Mayor Helena Moreno is putting New Orleans’ potholes on notice, elevating basic street repairs to a top City Hall priority as part of a broader push to speed up street and sidewalk maintenance. City officials are pitching the plan as a coordinated, in-house effort meant to attack long-delayed fixes across roughly 1,500 miles of city streets.

As reported by FOX 8, Moreno said Department of Public Works Director Steve Nelson expects city crews to fill about 1,500 potholes a week, with staffing changes inside DPW making that ramp-up possible.

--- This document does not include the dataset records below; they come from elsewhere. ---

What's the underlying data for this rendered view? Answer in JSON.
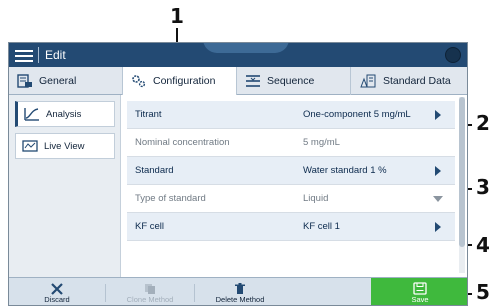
{
  "callouts": [
    "1",
    "2",
    "3",
    "4",
    "5"
  ],
  "titlebar": {
    "title": "Edit",
    "menu_icon": "hamburger-icon",
    "status_icon": "status-indicator-icon"
  },
  "tabs": [
    {
      "label": "General",
      "icon": "general-icon"
    },
    {
      "label": "Configuration",
      "icon": "gears-icon",
      "active": true
    },
    {
      "label": "Sequence",
      "icon": "sequence-icon"
    },
    {
      "label": "Standard Data",
      "icon": "standard-data-icon"
    }
  ],
  "sidenav": [
    {
      "label": "Analysis",
      "icon": "analysis-icon",
      "active": true
    },
    {
      "label": "Live View",
      "icon": "live-view-icon"
    }
  ],
  "rows": [
    {
      "label": "Titrant",
      "value": "One-component 5 mg/mL",
      "editable": true
    },
    {
      "label": "Nominal concentration",
      "value": "5 mg/mL",
      "editable": false
    },
    {
      "label": "Standard",
      "value": "Water standard 1 %",
      "editable": true
    },
    {
      "label": "Type of standard",
      "value": "Liquid",
      "editable": false
    },
    {
      "label": "KF cell",
      "value": "KF cell 1",
      "editable": true
    }
  ],
  "footer": {
    "discard": "Discard",
    "clone": "Clone Method",
    "delete": "Delete Method",
    "save": "Save"
  },
  "colors": {
    "header": "#234a73",
    "save": "#3fb93d",
    "editable_row": "#e7eef6"
  }
}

According to the station, the department is also set to repair sidewalks, repave streets and fix more than 1,800 streetlights under the same initiative.

City Funding and the Smooth Streets Push

The new focus follows recent City Council moves that freed up unspent bond dollars for street maintenance, along with a formal Smooth Streets program aimed at accelerating repairs across New Orleans. New Orleans CityBusiness reported that Smooth Streets was expected to tackle between 500 and 1,500 potholes weekly and to coordinate resurfacing work across the city’s 1,500 miles of roads.

New In-House Crews and Equipment

Earlier this winter, the administration committed about $6.25 million to build out a 50-person Street Maintenance Unit that will handle some paving and repair work directly instead of relying only on outside contractors. WDSU reported the new unit was originally expected to manage roughly 50–100 repairs a week, a starting point that city officials say they plan to multiply as DPW reorganizes and shifts staff to expand capacity.

Backlog and the Scale of the Problem

The push for speedier fixes is driven by years of slow responses. An inspection of NOLA-311 pothole service data by the Office of Inspector General found the city averaged about 204 days to resolve pothole requests, a number that highlights just how deep the backlog runs. Local watchdog reporting and city studies have also found that resurfacing New Orleans’ entire road network is a multibillion-dollar, multiyear project, meaning the new weekly targets will only stick if funding and coordination hold up over time.

For now, city officials are urging residents to keep reporting potholes and streetlight outages through the city’s NOLA-311 service portal so problems can be logged and prioritized. The portal allows residents to submit and track service requests, and DPW says it will publish progress updates as new crews and equipment come online. Officials have not given a firm timeline for when the full pace of 1,500 pothole repairs per week will actually be reached.